Roessler, indeed, argues that Africa has a “unique institutional structure” in which external conflicts are rare and internal disorder common. If Africa is indeed unique, it is hard to know how arguments rooted in the African context can travel beyond Africa.

Read the whole thing here.

I would argue that there is not a uniquely African civil war story. Weak states everywhere, including in Africa, are gonna weak state.

A more useful analytical delineation is what Staniland suggests:

At minimum, I’m becoming increasingly convinced that research on civil war needs to become at least partially bifurcated into work on its dynamics in very weak states (the representation of African conflicts dominant in the literature, plus Afghanistan and a few others) versus those in medium-capacity states (India, Colombia, Indonesia, Russia, etc) that possess large, centrally controlled conventional an

Think of the Nigerian Civil War between 1967-1970. The Biafra War involved a relatively strong state facing a relatively well-organized and disciplined secessionist army — much in the mold of middle income conflicts. In the same vein, countries like Kenya and Ethiopia have managed to quell rebellions in Mt. Elgon & the south coast, and in the Ogaden, respectively, in ways that would look very familiar to Staniland.

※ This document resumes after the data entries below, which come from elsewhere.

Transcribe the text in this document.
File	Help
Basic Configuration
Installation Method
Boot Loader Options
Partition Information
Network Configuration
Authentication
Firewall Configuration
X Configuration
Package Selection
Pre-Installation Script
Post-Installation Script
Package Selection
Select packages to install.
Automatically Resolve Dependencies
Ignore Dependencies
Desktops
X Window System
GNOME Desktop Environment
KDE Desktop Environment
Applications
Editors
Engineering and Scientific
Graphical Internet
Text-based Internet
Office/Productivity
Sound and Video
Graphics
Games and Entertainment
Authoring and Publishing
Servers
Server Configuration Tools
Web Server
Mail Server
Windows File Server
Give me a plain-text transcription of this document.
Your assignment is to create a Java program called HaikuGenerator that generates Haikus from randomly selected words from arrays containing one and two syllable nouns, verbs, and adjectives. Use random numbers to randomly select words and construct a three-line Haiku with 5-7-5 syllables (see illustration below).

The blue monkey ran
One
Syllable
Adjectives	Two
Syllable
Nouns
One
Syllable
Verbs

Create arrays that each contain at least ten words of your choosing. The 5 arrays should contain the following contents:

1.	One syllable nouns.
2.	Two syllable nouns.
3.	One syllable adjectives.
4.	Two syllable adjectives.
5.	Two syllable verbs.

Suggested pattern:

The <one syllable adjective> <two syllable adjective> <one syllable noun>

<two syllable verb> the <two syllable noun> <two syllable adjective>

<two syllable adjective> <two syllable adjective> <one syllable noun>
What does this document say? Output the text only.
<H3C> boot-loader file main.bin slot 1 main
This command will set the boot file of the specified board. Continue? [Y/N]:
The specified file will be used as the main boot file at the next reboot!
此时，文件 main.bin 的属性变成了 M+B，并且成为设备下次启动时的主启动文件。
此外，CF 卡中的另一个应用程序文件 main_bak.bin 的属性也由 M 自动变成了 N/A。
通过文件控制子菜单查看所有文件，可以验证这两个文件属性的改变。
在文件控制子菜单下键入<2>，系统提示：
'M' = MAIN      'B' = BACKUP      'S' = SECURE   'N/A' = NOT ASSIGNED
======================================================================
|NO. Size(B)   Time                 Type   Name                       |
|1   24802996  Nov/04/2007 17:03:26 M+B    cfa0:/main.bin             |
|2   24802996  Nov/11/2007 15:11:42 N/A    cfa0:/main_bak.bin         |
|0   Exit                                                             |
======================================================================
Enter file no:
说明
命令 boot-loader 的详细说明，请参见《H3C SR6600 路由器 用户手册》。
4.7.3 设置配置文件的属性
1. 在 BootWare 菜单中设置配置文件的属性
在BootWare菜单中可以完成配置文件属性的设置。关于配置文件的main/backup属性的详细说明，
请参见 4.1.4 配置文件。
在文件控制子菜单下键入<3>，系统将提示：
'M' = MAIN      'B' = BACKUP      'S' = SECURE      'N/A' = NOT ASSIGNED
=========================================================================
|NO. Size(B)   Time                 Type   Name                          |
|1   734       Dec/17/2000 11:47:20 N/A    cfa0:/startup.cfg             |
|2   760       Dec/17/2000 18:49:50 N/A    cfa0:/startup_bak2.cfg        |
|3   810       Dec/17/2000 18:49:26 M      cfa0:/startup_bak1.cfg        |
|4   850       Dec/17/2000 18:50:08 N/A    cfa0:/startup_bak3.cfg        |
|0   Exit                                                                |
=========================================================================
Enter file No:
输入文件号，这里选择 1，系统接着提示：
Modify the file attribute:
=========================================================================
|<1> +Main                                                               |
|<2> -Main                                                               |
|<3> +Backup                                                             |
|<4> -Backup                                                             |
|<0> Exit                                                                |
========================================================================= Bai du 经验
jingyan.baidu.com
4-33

Completely anarchic conflicts involving collapsing states and incoherent hyper-localized rebellions — your stereotypical African conflict, if you will — are a unique historical experience rooted in the states that did really fall apart in the late 1980s to early 1990s (pretty much in the midst of Africa’s continental economic nadir). It is instructive that these states were concentrated in the Mano River region and Central Africa, some of the regions worst affected by the socio-political challenges of Africa’s lost long decade (1980-1995). income

And given recent economic trends in Africa (see image), it is not surprising that conflicts are becoming rarer in Africa (much in line with Fearon and Laitin). I would also expect markedly different kinds of conflicts should they emerge. There is a reason Boko Haram has never posed an existential threat to the Nigerian state, very much in the same way that India’s Maoist rebels are a peripheral matter.

I always remind my students that the Africa they know is more often than not the Africa that existed between 1980 and 1995. We all need to update.